Risk stratification for metastasis from cutaneous squamous cell carcinoma of the head and neck
- Resource Type
- Academic Journal
- Authors
- Peat, Bruce; Insull, Phillip; Ayers, Rebecca
- Source
- ANZ Journal of Surgery. Apr 01, 2012 82(4):230-233
- Subject
- Language
- English
- ISSN
- 1445-1433
BACKGROUND:: The purpose of the study was to develop a system of risk stratification, based on clinical and histological factors that would aid prediction of metastasis from cutaneous squamous cell carcinoma (SCC) of the head and neck. METHOD:: The method used was a retrospective case control study comparing clinical and histological parameters of 78 patients who developed metastasis with 92 patients who did not develop metastasis over a 5-year period. RESULTS:: The two ‘absolute’ (highest) risk factors for development of metastatic disease are poor histological differentiation and perineural/lymphovascular infiltration.

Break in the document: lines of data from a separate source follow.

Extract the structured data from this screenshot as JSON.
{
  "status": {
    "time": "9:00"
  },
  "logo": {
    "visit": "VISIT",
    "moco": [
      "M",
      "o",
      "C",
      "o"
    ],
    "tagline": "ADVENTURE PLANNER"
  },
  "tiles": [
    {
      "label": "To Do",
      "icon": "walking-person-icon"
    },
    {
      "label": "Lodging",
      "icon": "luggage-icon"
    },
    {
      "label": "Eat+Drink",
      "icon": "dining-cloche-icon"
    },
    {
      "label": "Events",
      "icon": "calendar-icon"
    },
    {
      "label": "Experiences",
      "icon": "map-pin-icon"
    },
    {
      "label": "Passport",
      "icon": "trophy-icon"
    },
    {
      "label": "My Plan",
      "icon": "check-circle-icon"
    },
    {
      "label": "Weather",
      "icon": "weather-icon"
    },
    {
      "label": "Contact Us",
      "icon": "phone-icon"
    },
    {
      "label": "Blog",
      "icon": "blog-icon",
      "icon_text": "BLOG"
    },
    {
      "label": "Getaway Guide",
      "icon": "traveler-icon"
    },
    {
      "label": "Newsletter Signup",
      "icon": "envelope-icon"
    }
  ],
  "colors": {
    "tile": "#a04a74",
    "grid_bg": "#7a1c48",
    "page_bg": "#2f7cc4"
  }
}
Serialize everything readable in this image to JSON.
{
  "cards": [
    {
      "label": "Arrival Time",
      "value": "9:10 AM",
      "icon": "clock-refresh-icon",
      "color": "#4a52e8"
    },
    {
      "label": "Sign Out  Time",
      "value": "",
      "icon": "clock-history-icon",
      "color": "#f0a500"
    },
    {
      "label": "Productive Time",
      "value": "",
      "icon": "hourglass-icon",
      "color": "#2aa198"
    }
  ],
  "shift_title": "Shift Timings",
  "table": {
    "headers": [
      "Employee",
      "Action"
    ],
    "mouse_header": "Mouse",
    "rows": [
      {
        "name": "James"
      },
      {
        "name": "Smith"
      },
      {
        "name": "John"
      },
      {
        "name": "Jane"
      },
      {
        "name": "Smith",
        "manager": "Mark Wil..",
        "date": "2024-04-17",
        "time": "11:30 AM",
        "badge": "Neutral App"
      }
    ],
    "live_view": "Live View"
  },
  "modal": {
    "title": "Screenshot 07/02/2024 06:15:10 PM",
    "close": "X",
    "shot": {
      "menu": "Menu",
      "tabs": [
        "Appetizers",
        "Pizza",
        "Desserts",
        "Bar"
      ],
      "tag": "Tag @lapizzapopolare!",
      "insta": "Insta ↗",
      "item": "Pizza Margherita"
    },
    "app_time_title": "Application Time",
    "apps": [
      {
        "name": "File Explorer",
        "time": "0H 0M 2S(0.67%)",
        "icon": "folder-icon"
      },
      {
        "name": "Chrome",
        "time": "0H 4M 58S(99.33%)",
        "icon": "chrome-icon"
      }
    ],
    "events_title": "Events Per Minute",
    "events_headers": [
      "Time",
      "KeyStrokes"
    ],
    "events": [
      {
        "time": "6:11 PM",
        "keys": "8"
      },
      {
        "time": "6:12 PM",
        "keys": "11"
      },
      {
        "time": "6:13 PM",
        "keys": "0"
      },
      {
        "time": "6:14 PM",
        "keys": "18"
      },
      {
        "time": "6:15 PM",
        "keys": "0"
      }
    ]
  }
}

The three ‘relative’ risk factors are moderate histological differentiation, diameter ≥20 mm and Clark level 5. RISK STRATIFICATION:: High-risk lesions have either one of the absolute risk factors or all three of the relative risk factors with a predicted incidence of metastasis of 37%. Intermediate risk lesions have two of three relative risk factors and a predicted incidence of metastasis of 5%. Low-risk lesions have one or none of the relative risk factors and a predicted incidence of meatstasis of 0.3%. CONCLUSION:: Ongoing management of patients with histo-pathologically proven invasive SCC of the head and neck should be based upon risk stratification for metastasis.